Governance fiscale dans les family offices multi-juridictionnels
Lorsqu'une famille réside sur plusieurs territoires fiscaux, les décisions fiscales ne relèvent plus de chaque individu, mais font l'objet d'une coordination.

Points clés
- •Une fonction centrale de governance fiscale doit être placée au-dessus des conseillers nationaux, afin de définir les orientations stratégiques et de résoudre les conflits, plutôt que de faire double emploi avec le travail mené au niveau local.
- •CRS et FATCA créent des flux d'informations automatiques qui font des incohérences entre les juridictions un risque de détection, et non plus simplement une inefficacité en matière de planification.
- •L'impôt minimum mondial de 15 % prévu par le deuxième pilier du BEPS modifie la donne pour les structures d'exploitation familiales détenues par l'intermédiaire de juridictions à faible imposition.
- •Les positions relatives aux conventions fiscales, les choix de résidence fiscale et les décisions concernant la classification des entités doivent être consignés dans un registre de governance unique afin d'éviter tout conflit entre conseillers.
- •Une fonction fiscale interne bien définie coûte environ 30 à 50 points de base d'AUM par an ; à l'inverse, une fragmentation des services de conseil non coordonnée entraîne régulièrement des coûts plus élevés, ne serait-ce qu'en raison des honoraires redondants.
- •La planification de la succession et celle de la mobilité doivent être examinées conjointement : le départ d'un membre de la famille vers un nouveau pays peut entraîner simultanément l'application d'impôts de sortie, une exposition à l'impôt sur les donations et l'application des règles d'attribution prévues par le droit des Trust.
- •La fonction governance doit produire chaque année un document de synthèse sur la situation fiscale mondiale, à examiner par le conseiller juridique principal de la famille et à mettre à jour dans les 60 jours suivant tout changement structurel.

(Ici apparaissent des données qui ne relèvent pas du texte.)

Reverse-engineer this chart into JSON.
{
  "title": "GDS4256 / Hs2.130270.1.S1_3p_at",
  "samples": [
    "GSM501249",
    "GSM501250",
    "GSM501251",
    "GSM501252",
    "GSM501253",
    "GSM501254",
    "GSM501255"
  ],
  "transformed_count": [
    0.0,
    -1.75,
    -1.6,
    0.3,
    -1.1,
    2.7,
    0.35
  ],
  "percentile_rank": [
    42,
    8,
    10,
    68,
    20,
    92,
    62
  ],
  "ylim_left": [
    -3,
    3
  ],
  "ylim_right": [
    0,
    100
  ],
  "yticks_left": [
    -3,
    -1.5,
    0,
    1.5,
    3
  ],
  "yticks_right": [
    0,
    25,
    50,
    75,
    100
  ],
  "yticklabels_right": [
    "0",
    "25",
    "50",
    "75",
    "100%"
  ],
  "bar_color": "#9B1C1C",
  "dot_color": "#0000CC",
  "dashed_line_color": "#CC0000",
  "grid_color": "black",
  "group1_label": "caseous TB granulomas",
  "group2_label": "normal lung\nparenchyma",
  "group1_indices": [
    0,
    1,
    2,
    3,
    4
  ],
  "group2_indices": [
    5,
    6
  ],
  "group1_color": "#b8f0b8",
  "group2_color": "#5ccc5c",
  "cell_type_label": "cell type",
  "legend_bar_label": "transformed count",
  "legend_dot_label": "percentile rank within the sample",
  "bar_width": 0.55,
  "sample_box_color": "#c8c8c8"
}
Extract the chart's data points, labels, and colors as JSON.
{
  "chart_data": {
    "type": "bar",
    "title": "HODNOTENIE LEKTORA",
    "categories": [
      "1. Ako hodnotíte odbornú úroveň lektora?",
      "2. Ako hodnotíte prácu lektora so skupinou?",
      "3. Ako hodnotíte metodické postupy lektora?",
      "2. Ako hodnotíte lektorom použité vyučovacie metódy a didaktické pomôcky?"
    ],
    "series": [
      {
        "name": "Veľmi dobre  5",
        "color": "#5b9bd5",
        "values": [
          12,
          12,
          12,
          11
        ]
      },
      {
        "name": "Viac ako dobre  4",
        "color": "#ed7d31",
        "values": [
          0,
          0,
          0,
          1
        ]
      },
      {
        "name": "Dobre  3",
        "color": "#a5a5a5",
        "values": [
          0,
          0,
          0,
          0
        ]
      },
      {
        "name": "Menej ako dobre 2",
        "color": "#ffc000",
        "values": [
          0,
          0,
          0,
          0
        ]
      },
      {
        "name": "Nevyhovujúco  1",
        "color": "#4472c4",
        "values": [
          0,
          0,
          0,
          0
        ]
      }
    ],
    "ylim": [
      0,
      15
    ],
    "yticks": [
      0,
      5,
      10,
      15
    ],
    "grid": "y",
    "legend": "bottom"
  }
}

Le problème de coordination qu'aucun conseiller ne peut résoudre à lui seul
Une famille dont les membres résident dans trois ou quatre pays, détiennent des actifs par l'intermédiaire d'entités dans deux autres pays et tirent des revenus d'activités commerciales menées dans plusieurs autres juridictions n'est pas rare parmi les familles UHNW. Ce qui est inhabituel, en revanche, c'est de disposer d'une structure de governance capable d'embrasser l'ensemble de ces éléments simultanément. La solution par défaut, faire appel à un cabinet fiscal dans chaque juridiction concernée et laisser chacun donner des conseils de manière indépendante, ne relève pas de la planification fiscale. Il s'agit d'un ensemble d'avis locaux qui peuvent se contredire, et qui le font souvent.
Les conséquences pratiques vont d'une simple inefficacité à des effets gravement préjudiciables. Un conseiller basé en Suisse qui recommande une structure de détention particulière peut ignorer qu'un membre de la famille résidant en Californie est une « personne américaine » dont la propriété effective déclenche l'application des règles relatives aux Passive Foreign Investment Companies. Un conseiller basé à Londres qui organise la cession d'un bien immobilier au Royaume-Uni peut ignorer qu'un prêt lié à cette opération est déjà comptabilisé comme créance au sein d'une structure luxembourgeoise, créant ainsi un risque de double déduction qu'aucun des deux conseillers ne signalerait pris isolément. Il ne s'agit pas là de cas hypothétiques marginaux. Ce sont des schémas récurrents au sein des familles multi-juridictionnelles qui ne disposent pas d'une fonction centrale de coordination.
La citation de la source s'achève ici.